Abordant comme jamais avant elle sans doute des faits de l’existence féminine tels que la menstruation ou l’avortement, bien entendu, mais aussi plus simplement (et presque plus révolutionnairement), tels que la soumission sociale et financière à l’époux, la certitude d’être toujours traitée en « deuxième », l’invisibilisation récurrente ou l’absence de prise au sérieux, elle le fait en poète à part entière, se nourrissant avec une vitalité paradoxale de l’expérience de l’internement, ne cédant jamais à la tentation du prêche, inventant des métaphores d’une sombre beauté, multipliant les pas de côté audacieux et les contre-injonctions tantôt discrètes tantôt enflammées.
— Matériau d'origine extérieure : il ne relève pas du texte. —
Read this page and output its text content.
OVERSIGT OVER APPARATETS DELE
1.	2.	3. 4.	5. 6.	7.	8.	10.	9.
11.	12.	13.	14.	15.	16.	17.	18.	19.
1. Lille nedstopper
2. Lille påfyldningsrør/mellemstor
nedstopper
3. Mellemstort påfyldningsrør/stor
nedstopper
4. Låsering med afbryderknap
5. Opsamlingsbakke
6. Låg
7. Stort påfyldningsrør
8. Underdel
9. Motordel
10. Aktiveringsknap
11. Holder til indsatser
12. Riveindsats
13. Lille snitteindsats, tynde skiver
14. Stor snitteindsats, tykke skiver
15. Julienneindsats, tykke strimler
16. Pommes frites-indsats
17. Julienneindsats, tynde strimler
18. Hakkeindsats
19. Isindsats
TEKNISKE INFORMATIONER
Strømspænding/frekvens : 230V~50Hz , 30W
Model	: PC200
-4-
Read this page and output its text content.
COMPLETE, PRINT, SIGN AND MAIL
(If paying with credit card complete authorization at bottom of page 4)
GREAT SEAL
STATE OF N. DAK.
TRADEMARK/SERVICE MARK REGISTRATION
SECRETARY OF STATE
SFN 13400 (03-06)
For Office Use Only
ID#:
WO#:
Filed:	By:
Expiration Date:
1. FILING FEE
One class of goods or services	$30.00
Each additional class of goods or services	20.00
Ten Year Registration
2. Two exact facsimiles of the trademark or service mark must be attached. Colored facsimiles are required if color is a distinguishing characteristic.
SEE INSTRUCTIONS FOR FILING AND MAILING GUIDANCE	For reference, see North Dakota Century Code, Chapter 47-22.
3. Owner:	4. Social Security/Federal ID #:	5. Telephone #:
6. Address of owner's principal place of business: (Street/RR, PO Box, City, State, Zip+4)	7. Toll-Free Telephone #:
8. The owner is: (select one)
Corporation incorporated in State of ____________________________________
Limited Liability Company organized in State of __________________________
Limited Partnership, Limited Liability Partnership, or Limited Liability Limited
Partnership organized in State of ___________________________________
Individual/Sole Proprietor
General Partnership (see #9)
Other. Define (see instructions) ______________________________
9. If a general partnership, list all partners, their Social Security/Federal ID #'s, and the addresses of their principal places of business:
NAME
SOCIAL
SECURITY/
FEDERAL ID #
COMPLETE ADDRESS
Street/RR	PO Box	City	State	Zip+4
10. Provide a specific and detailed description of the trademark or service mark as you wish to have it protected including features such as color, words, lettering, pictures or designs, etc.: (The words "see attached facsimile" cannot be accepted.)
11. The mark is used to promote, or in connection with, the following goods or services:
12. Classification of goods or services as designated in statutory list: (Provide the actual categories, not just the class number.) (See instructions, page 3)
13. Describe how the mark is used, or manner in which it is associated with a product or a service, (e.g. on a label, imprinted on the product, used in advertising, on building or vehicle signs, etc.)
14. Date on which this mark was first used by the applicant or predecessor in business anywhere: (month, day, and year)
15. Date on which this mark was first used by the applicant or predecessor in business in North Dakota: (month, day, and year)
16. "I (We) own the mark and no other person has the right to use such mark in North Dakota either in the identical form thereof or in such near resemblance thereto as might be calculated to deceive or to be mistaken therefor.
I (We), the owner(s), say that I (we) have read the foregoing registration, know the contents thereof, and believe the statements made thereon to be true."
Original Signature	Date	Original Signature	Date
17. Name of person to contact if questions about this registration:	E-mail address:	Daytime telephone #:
Les médecins sont en émail. Ils ne veulent rien
d’autre que les faits. Ils spéculent sur l’homme qui m’a quittée,
âme pendulaire, au va-et-vient typiquement masculin,
qui vous laisse engrossée. Mais notre historique est resté
vierge. Je n’ai fait que te laisser croître.
Maintenant nous sommes là sous les yeux du service entier.
Ils m’ont trouvée bizarre, alors que
je n’ai pas dit un mot. Je me suis vidée
de toi, te laissant apprendre le goût de l’air.
Ils tracent des courbes avec l’énigme qu’ils me soutirent
et je détourne la tête. Je ne sais rien.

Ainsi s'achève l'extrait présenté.